Market roundup | Fund managers slash allocation to emerging market stocks
Fund managers slash allocation to EM stocks
The Bank of America Merrill Lynch survey of global fund managers for November 2016 shows that allocation to emerging market (EM) stocks has fallen from a net 31% overweight last month to a mere 4% net overweight. This is the biggest month-on-month fall since February 2011. Fund managers also believe that the biggest tail risk for markets is a bond crash, which would spike yields and that “crowded longs (Minimum Volatility, US/EU credit, long EM debt) remain vulnerable to further jump in yields”. How long can this trend continue? The fund manager survey says, “Majority of investors say cyclical rotation should continue well into 2017.”
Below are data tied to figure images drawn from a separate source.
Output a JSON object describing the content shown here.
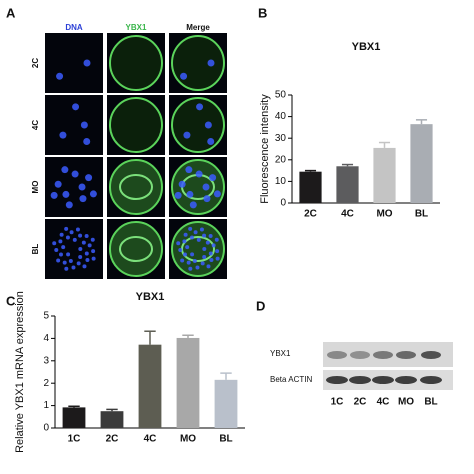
{
  "panel_a": {
    "letter": "A",
    "columns": [
      "DNA",
      "YBX1",
      "Merge"
    ],
    "rows": [
      "2C",
      "4C",
      "MO",
      "BL"
    ]
  },
  "panel_d": {
    "letter": "D",
    "rows": [
      "YBX1",
      "Beta ACTIN"
    ],
    "lanes": [
      "1C",
      "2C",
      "4C",
      "MO",
      "BL"
    ]
  },
  "chart_data": [
    {
      "type": "bar",
      "letter": "B",
      "title": "YBX1",
      "y_label": "Fluorescence intensity",
      "categories": [
        "2C",
        "4C",
        "MO",
        "BL"
      ],
      "values": [
        14.5,
        17,
        25.5,
        36.5
      ],
      "errors": [
        0.5,
        0.8,
        2.5,
        2
      ],
      "colors": [
        "#1c1a1b",
        "#5c5c5e",
        "#c4c4c4",
        "#a9adb3"
      ],
      "ylim": [
        0,
        50
      ],
      "yticks": [
        0,
        10,
        20,
        30,
        40,
        50
      ]
    },
    {
      "type": "bar",
      "letter": "C",
      "title": "YBX1",
      "y_label": "Relative YBX1 mRNA expression",
      "categories": [
        "1C",
        "2C",
        "4C",
        "MO",
        "BL"
      ],
      "values": [
        0.92,
        0.75,
        3.72,
        4.02,
        2.15
      ],
      "errors": [
        0.05,
        0.08,
        0.6,
        0.12,
        0.3
      ],
      "colors": [
        "#1c1a1b",
        "#3b3b3b",
        "#5d5d52",
        "#a8a8a8",
        "#b9c0cb"
      ],
      "ylim": [
        0,
        5
      ],
      "yticks": [
        0,
        1,
        2,
        3,
        4,
        5
      ]
    }
  ]
}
Steady passenger revenues help railways
Indian Railways, whose revenues are under pressure due to weak trends in goods transport, registered revenue growth for the first time this fiscal year. Revenues increased 0.8% in October, thanks to a steady rise in passenger revenues. The national carrier still generates most of its revenues from the goods business and cumulative revenue growth remains negative—down 3.79% from a year ago. But if the growth in passenger revenues picks up, even if some of it is artificial, boosted by the rush to buy tickets in cash post-demonetization, it can shore up revenues in the current fiscal year.
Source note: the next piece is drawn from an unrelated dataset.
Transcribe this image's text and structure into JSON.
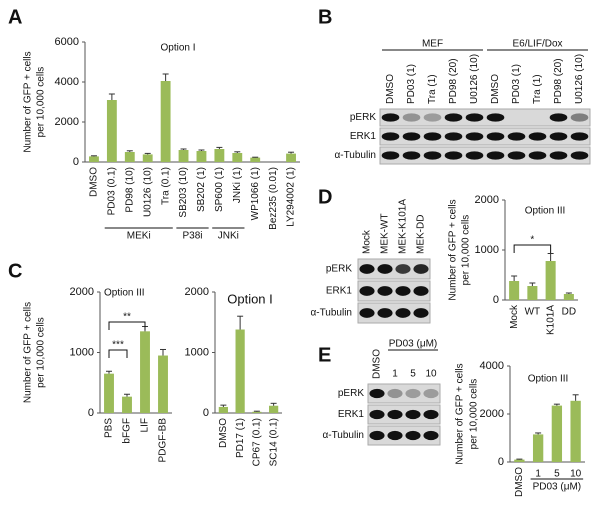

Challenges to revision in negative outlook for steel
Results of steel firms in the September quarter look better. But their leverage remains high and there are risks to an improvement in their credit metrics from weak domestic demand-supply balance, higher input costs and premature lifting of regulatory protection, according to Fitch Ratings. The continuation of the minimum import price regime, set to end on 4 December, is critical to support the industry, says Fitch. In addition, domestic demand may be held back by weak private sector investments and if supply overhang continues. The rising costs of coking coal is another risk on the horizon.